In fact, regenerative grazing practices might be able to increase soil organic matter by up to 10%, especially when implemented on degraded lands. Soil organic carbon, or the CO2 that plants suck from the atmosphere and deposit in the soil, compromises about 58% of all organic matter in the soil. Assuming only a 5% increase in soil organic carbon up to 12 inches deep in the soil, the implementation of regenerative grazing practices could lead the sequestering of 215 tons of carbon dioxide per hectare per year, which would easily offset methane emissions from grazing cattle.

While the exact carbon sequestration possibilities of soil are still being studied and determined, carbon farming solutions are widely considered to play an important role in reducing the amount of carbon dioxide in the atmosphere. Regenerative grazing can also be combined with other agroforestry initiatives such as silvopasture (planting fast growth trees on grazing land) to even further increase the carbon sequestration capabilities of properly managed grazing systems. This type of agroforestry system could combine nut tree production with regenerative, understory grazing, such as has been demonstrated by Mark Shepard at New Forest Farm in Wisconsin. This would effectively offer consumers two sources of healthy, high quality protein (nuts and animal meat) from a piece of land that is continually drawing down carbon dioxide and increasing soil fertility. 

In fact, Project Drawdown, which rated 100 solutions to reverse global warming, mentions that “silvopasture is currently practiced on 351 million acres of land globally. If adoption expands to 554 million acres by 2050—out of the 2.7 billion acres theoretically suitable for silvopasture—carbon dioxide emissions can be reduced by 31.2 gigatons.”

 

How We Relate to the Places We Inhabit

The Impossible Foods article also establishes a strict distinction between farms and natural systems.  It believes that any regenerative grazing operation will inevitably disrupt “intact, natural ecosystems.” Dividing the world into natural places and human inhabited places is a basic tenet of our modern-day, increasingly urbanized society that fails to understand human beings as an integral part of the ecosystems that we inhabit. While a concentrated animal feeding operation (CAFO) will certainly not share many similarities to the surrounding ecosystem where it is located, a diversified family farm can actually increase wildlife diversity, improve soil fertility, and protect local watersheds.

In fact, humans have always influenced the lands where they belonged. Patches of highly fertile anthropogenic soils found in the Brazililan Amazon, known as Terra Preta (Black Earth), is evidence that much of the Amazon Rainforest was a forest ecosystem carefully managed by indigenous communities that were intricately involved in the management, sustenance, and succession of the forest ecosystems where they lived. Similarly, the slash and burn agricultural methods of the lowland Mayan peoples in what is today Guatemala and southern Mexico constituted a human management system of the rainforest ecosystem, which according to Cornell University professor David Pimentel, was one of the most the most energy efficient and sustainable farming methods.

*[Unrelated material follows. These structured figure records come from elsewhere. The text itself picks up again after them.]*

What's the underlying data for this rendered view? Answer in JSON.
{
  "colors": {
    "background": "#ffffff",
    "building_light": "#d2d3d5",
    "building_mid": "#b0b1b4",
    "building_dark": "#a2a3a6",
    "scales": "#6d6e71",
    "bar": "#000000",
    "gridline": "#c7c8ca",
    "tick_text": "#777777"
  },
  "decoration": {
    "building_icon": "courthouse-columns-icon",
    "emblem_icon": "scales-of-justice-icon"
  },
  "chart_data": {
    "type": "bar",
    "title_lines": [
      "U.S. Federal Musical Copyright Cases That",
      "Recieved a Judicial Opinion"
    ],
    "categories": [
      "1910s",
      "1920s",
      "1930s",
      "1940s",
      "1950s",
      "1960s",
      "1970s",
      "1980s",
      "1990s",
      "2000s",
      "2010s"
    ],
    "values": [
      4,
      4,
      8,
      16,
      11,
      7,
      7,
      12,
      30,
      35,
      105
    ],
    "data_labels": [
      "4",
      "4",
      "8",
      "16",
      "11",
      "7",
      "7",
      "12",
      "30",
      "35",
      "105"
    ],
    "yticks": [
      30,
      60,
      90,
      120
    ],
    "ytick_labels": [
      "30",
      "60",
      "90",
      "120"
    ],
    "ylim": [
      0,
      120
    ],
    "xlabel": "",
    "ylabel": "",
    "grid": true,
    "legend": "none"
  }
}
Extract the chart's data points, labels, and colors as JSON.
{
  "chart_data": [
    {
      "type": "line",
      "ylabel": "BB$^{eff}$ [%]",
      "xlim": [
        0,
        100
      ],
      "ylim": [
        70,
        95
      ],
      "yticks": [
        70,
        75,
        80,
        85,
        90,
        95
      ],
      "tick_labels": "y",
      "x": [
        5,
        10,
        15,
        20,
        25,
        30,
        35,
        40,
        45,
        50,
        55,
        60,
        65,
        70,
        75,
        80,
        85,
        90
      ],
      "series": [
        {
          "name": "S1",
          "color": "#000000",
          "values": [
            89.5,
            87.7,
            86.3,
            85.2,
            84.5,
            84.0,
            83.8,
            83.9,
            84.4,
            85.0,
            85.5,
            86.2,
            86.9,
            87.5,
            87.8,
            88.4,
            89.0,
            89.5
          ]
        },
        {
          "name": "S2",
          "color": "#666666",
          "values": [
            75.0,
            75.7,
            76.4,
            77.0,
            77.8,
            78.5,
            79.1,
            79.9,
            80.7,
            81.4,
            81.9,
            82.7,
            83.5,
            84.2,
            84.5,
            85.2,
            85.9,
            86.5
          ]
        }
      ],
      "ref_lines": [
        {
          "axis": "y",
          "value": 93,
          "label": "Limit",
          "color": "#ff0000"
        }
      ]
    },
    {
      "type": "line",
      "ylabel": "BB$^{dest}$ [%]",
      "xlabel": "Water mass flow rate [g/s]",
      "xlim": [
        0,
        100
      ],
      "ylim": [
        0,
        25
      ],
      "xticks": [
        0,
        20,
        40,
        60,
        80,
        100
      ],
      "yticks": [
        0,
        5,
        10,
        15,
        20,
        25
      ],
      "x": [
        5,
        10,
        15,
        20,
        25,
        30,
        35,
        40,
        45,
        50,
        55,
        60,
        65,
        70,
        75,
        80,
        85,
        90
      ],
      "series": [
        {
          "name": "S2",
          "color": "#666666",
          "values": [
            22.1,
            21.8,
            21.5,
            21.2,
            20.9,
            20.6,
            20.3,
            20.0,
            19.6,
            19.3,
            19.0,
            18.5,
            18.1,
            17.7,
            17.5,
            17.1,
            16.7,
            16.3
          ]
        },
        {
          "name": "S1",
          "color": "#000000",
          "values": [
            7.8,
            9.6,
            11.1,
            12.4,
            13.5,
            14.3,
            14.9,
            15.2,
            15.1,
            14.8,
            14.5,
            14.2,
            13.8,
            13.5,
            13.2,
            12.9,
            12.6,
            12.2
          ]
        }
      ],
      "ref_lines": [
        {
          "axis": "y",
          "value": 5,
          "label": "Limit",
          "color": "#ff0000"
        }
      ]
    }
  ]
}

Small scale regenerative grazing practices that are locally adapted to the specific contextual implications of specific ecosystems allow family farms to integrate into the natural systems where they are located.

Applying any universal solution that fails to take into consideration the details and complexities of individual places is bound to lead to complications. Citing the carbon capturing abilities of regenerative grazing practices, for example, would be a lousy excuse to cut down a plot of the virgin Amazon Rainforest.  However, holistic animal husbandry, including regenerative grazing practices, has historically played an important role in agrarian cultures around the world and is an essential part of the ecological sustainability of small family farms. Re-localizing our food systems would allow for wholesome, holistically produced animal protein to be a balanced part of local diets while also contributing to reduced greenhouse gas emissions and healthier, more resilient natural systems.